La Mondadori non è più la casa editrice d’una volta, morti sia Arnoldo che Alberto, cambia anche la sede che spostano a Segrate, per questo lascio la Direzione Editoriale e vado in pensione, 65 anni li ho raggiunti, resto come consulente, memoria di tutto quel che ho fatto. Ho più tempo per la mia Bocca di Magra, il posto di vacanza dove torno con frequenza, poi curo Portus lunae, insieme ad alcuni amici raccolgo scrittori del passato – da Marziale a Bassani! – in un’antologia del sentimento. Prima del viaggio in Cina, mi dedico alla città natale, con La Rotonda, un almanacco in sei numeri, fatto con qualche amico, immancabile Chiara, nato a Luino come me.
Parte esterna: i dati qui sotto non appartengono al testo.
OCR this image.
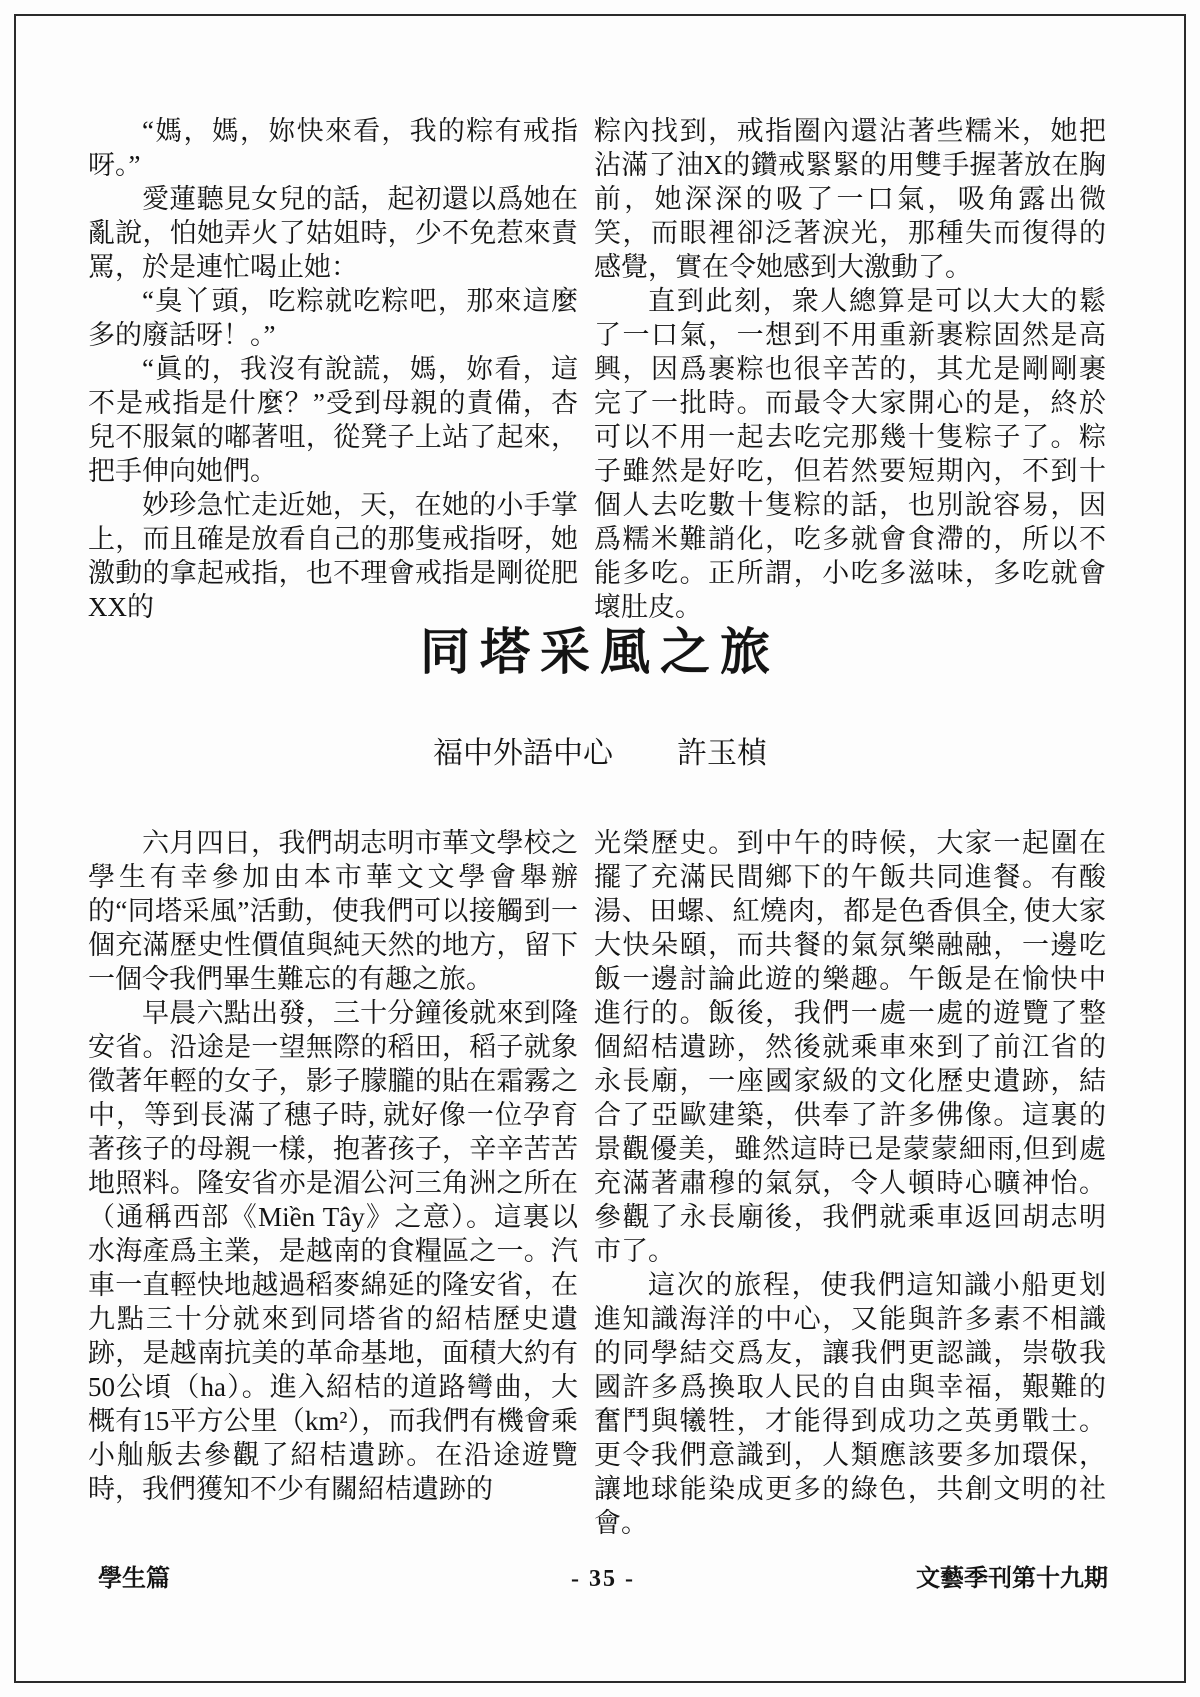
“媽，媽，妳快來看，我的粽有戒指呀。”

愛蓮聽見女兒的話，起初還以爲她在亂說，怕她弄火了姑姐時，少不免惹來責罵，於是連忙喝止她：

“臭丫頭，吃粽就吃粽吧，那來這麼多的廢話呀！。”

“眞的，我沒有說謊，媽，妳看，這不是戒指是什麼？”受到母親的責備，杏兒不服氣的嘟著咀，從凳子上站了起來，把手伸向她們。

妙珍急忙走近她，天，在她的小手掌上，而且確是放看自己的那隻戒指呀，她激動的拿起戒指，也不理會戒指是剛從肥XX的

粽內找到，戒指圈內還沾著些糯米，她把沾滿了油X的鑽戒緊緊的用雙手握著放在胸前，她深深的吸了一口氣，吸角露出微笑，而眼裡卻泛著淚光，那種失而復得的感覺，實在令她感到大激動了。

直到此刻，衆人總算是可以大大的鬆了一口氣，一想到不用重新裹粽固然是高興，因爲裹粽也很辛苦的，其尤是剛剛裹完了一批時。而最令大家開心的是，終於可以不用一起去吃完那幾十隻粽子了。粽子雖然是好吃，但若然要短期內，不到十個人去吃數十隻粽的話，也別說容易，因爲糯米難誚化，吃多就會食滯的，所以不能多吃。正所謂，小吃多滋味，多吃就會壞肚皮。

同塔采風之旅
福中外語中心 許玉楨

六月四日，我們胡志明市華文學校之學生有幸參加由本市華文文學會舉辦的“同塔采風”活動，使我們可以接觸到一個充滿歷史性價值與純天然的地方，留下一個令我們畢生難忘的有趣之旅。

早晨六點出發，三十分鐘後就來到隆安省。沿途是一望無際的稻田，稻子就象徵著年輕的女子，影子朦朧的貼在霜霧之中，等到長滿了穗子時, 就好像一位孕育著孩子的母親一樣，抱著孩子，辛辛苦苦地照料。隆安省亦是湄公河三角洲之所在（通稱西部《Miền Tây》之意）。這裏以水海產爲主業，是越南的食糧區之一。汽車一直輕快地越過稻麥綿延的隆安省，在九點三十分就來到同塔省的紹桔歷史遺跡，是越南抗美的革命基地，面積大約有50公頃（ha）。進入紹桔的道路彎曲，大概有15平方公里（km²），而我們有機會乘小舢舨去參觀了紹桔遺跡。在沿途遊覽時，我們獲知不少有關紹桔遺跡的

光榮歷史。到中午的時候，大家一起圍在擺了充滿民間鄉下的午飯共同進餐。有酸湯、田螺、紅燒肉，都是色香俱全, 使大家大快朵頤，而共餐的氣氛樂融融，一邊吃飯一邊討論此遊的樂趣。午飯是在愉快中進行的。飯後，我們一處一處的遊覽了整個紹桔遺跡，然後就乘車來到了前江省的永長廟，一座國家級的文化歷史遺跡，結合了亞歐建築，供奉了許多佛像。這裏的景觀優美，雖然這時已是蒙蒙細雨,但到處充滿著肅穆的氣氛，令人頓時心曠神怡。參觀了永長廟後，我們就乘車返回胡志明市了。

這次的旅程，使我們這知識小船更划進知識海洋的中心，又能與許多素不相識的同學結交爲友，讓我們更認識，崇敬我國許多爲換取人民的自由與幸福，艱難的奮鬥與犧牲，才能得到成功之英勇戰士。更令我們意識到，人類應該要多加環保，讓地球能染成更多的綠色，共創文明的社會。

學生篇	- 35 -	文藝季刊第十九期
Traduco Corneille, edito uno speciale Stella variabile con litografie e Il sabato tedesco con Il Saggiatore, che aiuto a crescere, facendo il consulente, per far uscire qualche giovane poeta. Tengo conferenze sul lavoro di poeta, sul Petrarca, pubblico traduzioni che mi fan vincere un premio. Faccio in tempo a vincere il Viareggio, è il 1982, viaggio in Provenza con amici romagnoli, ricevo le prime copie di Graziano, un capitolo di un libro da finire, ma non posso. La traversata di Milano resta il mio sogno incompiuto, per un maledetto aneurisma che a settant’anni non finiti mi toglie il tempo da dedicare alla ricerca d’un altro verso, di un’ultima speranza del passato.